Sequence Transaction

Storing sequence values in their own ranges means that insertions to tables which use sequences will always touch two ranges. However, since the sequence update takes place outside of the SQL transaction, this should not trigger the 2PC commit protocol.

Sequence computation is under the expression framework, evaluating one value at a time. The values fetched by these functions won't be rolled back when the outer SQL transaction is aborted.

Sequence Binlog

Distinguished from auto-increment's rebase functionality, columns with sequence as default won't rebase it's value automatically when the inserted value was specified explicitly. Besides, sequence can also be used directly as the inserted expression value. Thus, it's necessary to sync the sequence value down to the upstream cluster.

Sequence binlog is triggered by both nextval and setval functions when the update reaches the storage directly rather than in the cache.

Sequence binlog is not a sort of DML binlog, but mocked as a kind of DDL job by specifying the job id equal to -1 specially.

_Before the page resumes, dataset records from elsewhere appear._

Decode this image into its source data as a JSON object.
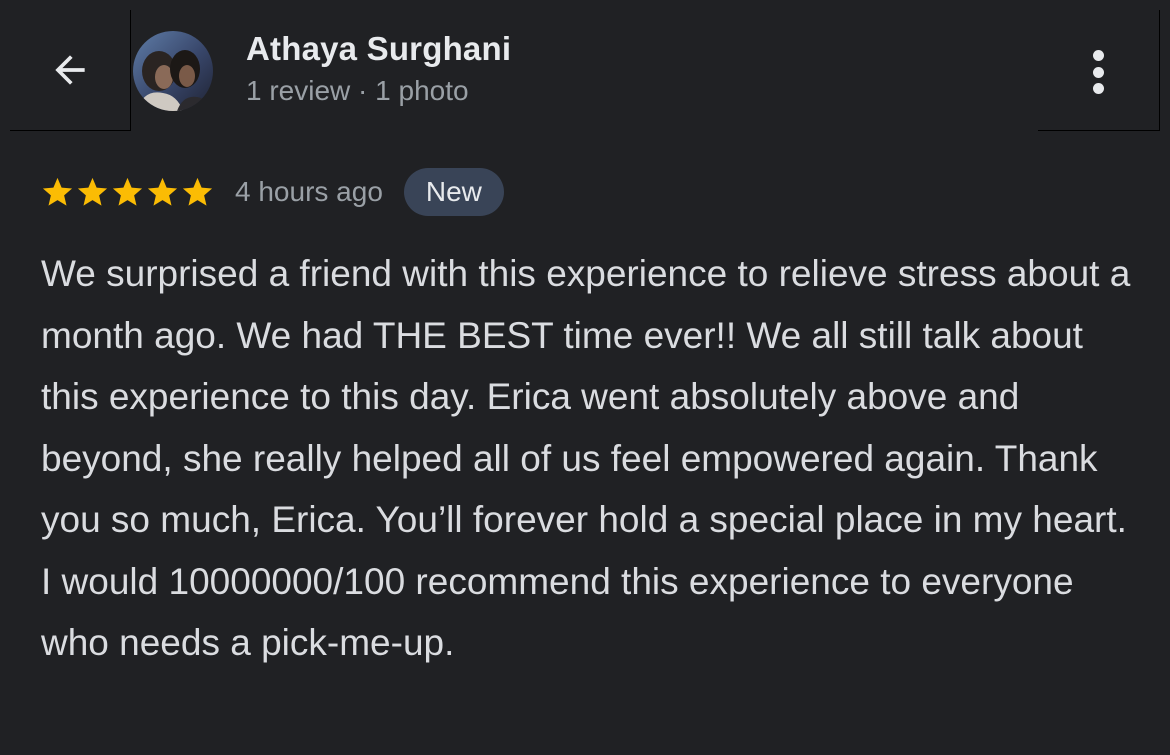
{
  "header": {
    "back_icon": "arrow-left-icon",
    "more_icon": "more-vert-icon",
    "author": {
      "name": "Athaya Surghani",
      "meta": "1 review · 1 photo"
    }
  },
  "review": {
    "rating": 5,
    "max_rating": 5,
    "star_color": "#fbbc04",
    "time_ago": "4 hours ago",
    "badge": "New",
    "text": "We surprised a friend with this experience to relieve stress about a month ago. We had THE BEST time ever!! We all still talk about this experience to this day. Erica went absolutely above and beyond, she really helped all of us feel empowered again. Thank you so much, Erica. You’ll forever hold a special place in my heart. I would 10000000/100 recommend this experience to everyone who needs a pick-me-up."
  },
  "colors": {
    "background": "#202124",
    "primary_text": "#e8eaed",
    "secondary_text": "#9aa0a6",
    "badge_background": "#394457"
  }
}
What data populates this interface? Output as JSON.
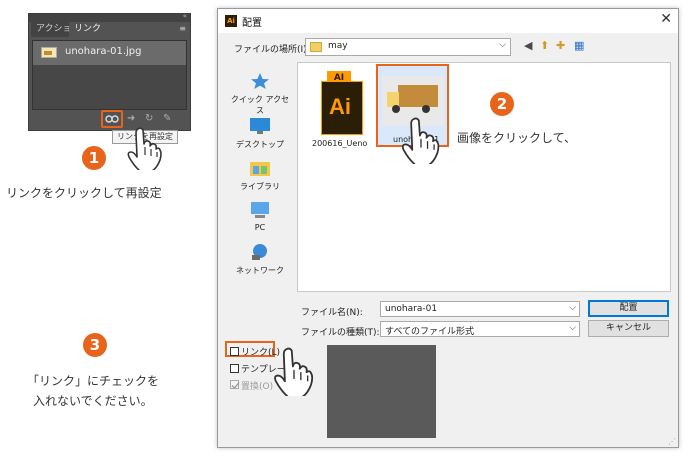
{
  "links_panel": {
    "tabs": [
      "アクション",
      "リンク"
    ],
    "collapse_glyph": "«",
    "menu_glyph": "≡",
    "file_name": "unohara-01.jpg",
    "tooltip": "リンクを再設定"
  },
  "steps": {
    "one": {
      "number": "1",
      "caption": "リンクをクリックして再設定"
    },
    "two": {
      "number": "2",
      "caption": "画像をクリックして、"
    },
    "three": {
      "number": "3",
      "caption_line1": "「リンク」にチェックを",
      "caption_line2": "入れないでください。"
    }
  },
  "dialog": {
    "app_badge": "Ai",
    "title": "配置",
    "close": "✕",
    "location_label": "ファイルの場所(I):",
    "location_value": "may",
    "places": [
      "クイック アクセス",
      "デスクトップ",
      "ライブラリ",
      "PC",
      "ネットワーク"
    ],
    "files": [
      {
        "name": "200616_Ueno",
        "type_tag": "AI",
        "icon_text": "Ai"
      },
      {
        "name": "unohara-01",
        "selected": true
      }
    ],
    "file_name_label": "ファイル名(N):",
    "file_name_value": "unohara-01",
    "file_type_label": "ファイルの種類(T):",
    "file_type_value": "すべてのファイル形式",
    "place_button": "配置",
    "cancel_button": "キャンセル",
    "options": [
      {
        "label": "リンク(L)",
        "checked": false,
        "disabled": false
      },
      {
        "label": "テンプレート",
        "checked": false,
        "disabled": false
      },
      {
        "label": "置換(O)",
        "checked": true,
        "disabled": true
      }
    ]
  },
  "colors": {
    "accent": "#e8641b",
    "ai_dark": "#2b1e06",
    "ai_orange": "#ff9a00",
    "button_focus": "#0078d7"
  }
}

Therefore, the drainer won't take it for granted that it's a real ddl job and appears in ddl history queue.

Sequence Performance

The insertion performance of sequences is comparable to the auto-increment of the same cache size (now can be specified with auto_id_cache table option) in our recent tests on IDC cluster. The default cache size of sequence is 1000, which could achieve approximately 3 thousands TPS with 64 threads under our own SysBench.

Recommended scenarios for Sequence

  • Users have requirements for generating sequence value shared by multiple tables.

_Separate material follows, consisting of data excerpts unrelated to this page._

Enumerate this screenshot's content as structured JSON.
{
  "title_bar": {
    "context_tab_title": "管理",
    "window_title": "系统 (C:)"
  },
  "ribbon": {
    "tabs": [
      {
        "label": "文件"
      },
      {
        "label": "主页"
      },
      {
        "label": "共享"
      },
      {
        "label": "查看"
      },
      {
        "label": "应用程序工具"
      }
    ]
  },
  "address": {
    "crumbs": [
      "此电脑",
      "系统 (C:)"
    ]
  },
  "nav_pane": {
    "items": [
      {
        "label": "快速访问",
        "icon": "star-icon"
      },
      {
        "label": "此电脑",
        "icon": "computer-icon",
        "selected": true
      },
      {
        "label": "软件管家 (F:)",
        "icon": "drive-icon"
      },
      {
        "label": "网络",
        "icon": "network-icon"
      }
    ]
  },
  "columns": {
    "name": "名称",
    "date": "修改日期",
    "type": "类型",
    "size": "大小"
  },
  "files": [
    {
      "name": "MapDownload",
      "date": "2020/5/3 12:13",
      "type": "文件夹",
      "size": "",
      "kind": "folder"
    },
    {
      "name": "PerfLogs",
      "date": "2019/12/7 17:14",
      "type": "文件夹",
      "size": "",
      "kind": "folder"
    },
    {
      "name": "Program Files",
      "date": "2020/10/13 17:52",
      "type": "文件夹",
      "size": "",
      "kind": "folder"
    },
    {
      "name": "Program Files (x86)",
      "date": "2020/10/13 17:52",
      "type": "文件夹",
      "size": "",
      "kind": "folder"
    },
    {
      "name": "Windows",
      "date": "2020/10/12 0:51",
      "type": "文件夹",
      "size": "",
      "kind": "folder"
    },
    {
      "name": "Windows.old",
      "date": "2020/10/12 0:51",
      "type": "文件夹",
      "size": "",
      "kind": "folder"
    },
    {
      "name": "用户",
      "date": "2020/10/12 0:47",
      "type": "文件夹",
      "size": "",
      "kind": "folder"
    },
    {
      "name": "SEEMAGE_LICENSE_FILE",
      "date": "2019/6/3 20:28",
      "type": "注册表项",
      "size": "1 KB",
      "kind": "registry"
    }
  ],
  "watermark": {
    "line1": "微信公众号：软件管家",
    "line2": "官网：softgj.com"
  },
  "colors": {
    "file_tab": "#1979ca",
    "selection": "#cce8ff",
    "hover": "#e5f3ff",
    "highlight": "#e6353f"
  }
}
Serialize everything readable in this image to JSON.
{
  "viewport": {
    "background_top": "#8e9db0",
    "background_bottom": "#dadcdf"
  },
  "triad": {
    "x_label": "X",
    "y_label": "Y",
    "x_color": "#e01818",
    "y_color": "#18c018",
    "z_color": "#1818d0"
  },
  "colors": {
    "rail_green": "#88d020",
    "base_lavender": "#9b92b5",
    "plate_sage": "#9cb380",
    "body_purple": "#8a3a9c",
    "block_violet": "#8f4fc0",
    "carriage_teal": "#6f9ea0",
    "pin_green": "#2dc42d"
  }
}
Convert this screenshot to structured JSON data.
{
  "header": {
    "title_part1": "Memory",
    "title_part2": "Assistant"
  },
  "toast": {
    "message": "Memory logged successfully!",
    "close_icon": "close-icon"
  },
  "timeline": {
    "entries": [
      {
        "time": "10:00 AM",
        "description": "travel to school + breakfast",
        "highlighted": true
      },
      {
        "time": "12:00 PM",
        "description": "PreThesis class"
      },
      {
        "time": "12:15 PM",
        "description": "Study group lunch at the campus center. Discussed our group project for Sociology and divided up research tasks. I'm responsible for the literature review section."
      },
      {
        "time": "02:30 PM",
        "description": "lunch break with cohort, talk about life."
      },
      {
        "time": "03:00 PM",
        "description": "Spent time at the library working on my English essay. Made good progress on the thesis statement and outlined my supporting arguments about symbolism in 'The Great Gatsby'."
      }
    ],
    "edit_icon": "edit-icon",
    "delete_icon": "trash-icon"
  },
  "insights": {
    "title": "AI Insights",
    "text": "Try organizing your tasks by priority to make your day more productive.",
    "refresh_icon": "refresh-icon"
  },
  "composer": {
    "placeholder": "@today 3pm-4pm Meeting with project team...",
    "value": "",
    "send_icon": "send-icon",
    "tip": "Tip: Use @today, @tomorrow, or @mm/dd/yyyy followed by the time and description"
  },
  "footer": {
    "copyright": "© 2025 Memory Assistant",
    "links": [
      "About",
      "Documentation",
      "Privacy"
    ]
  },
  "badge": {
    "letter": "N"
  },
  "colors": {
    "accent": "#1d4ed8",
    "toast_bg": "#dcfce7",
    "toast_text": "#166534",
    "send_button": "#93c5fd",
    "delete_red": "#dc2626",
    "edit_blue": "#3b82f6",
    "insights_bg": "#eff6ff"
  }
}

  • The user business tier prefers to encapsulate the unique value, for instance, combining the unique value with the date and the user ID to form a complete ID. And users wish that the unique value is maintained by the database.

  • Users are sensitive to the sequence space. To save the sequence space as much as possible, the trade-off is between the performance and the amount of CACHE, and even using the NOCACHE mode.

Compatibility

Specific compatibility can be referred by MySQL’s compatibility.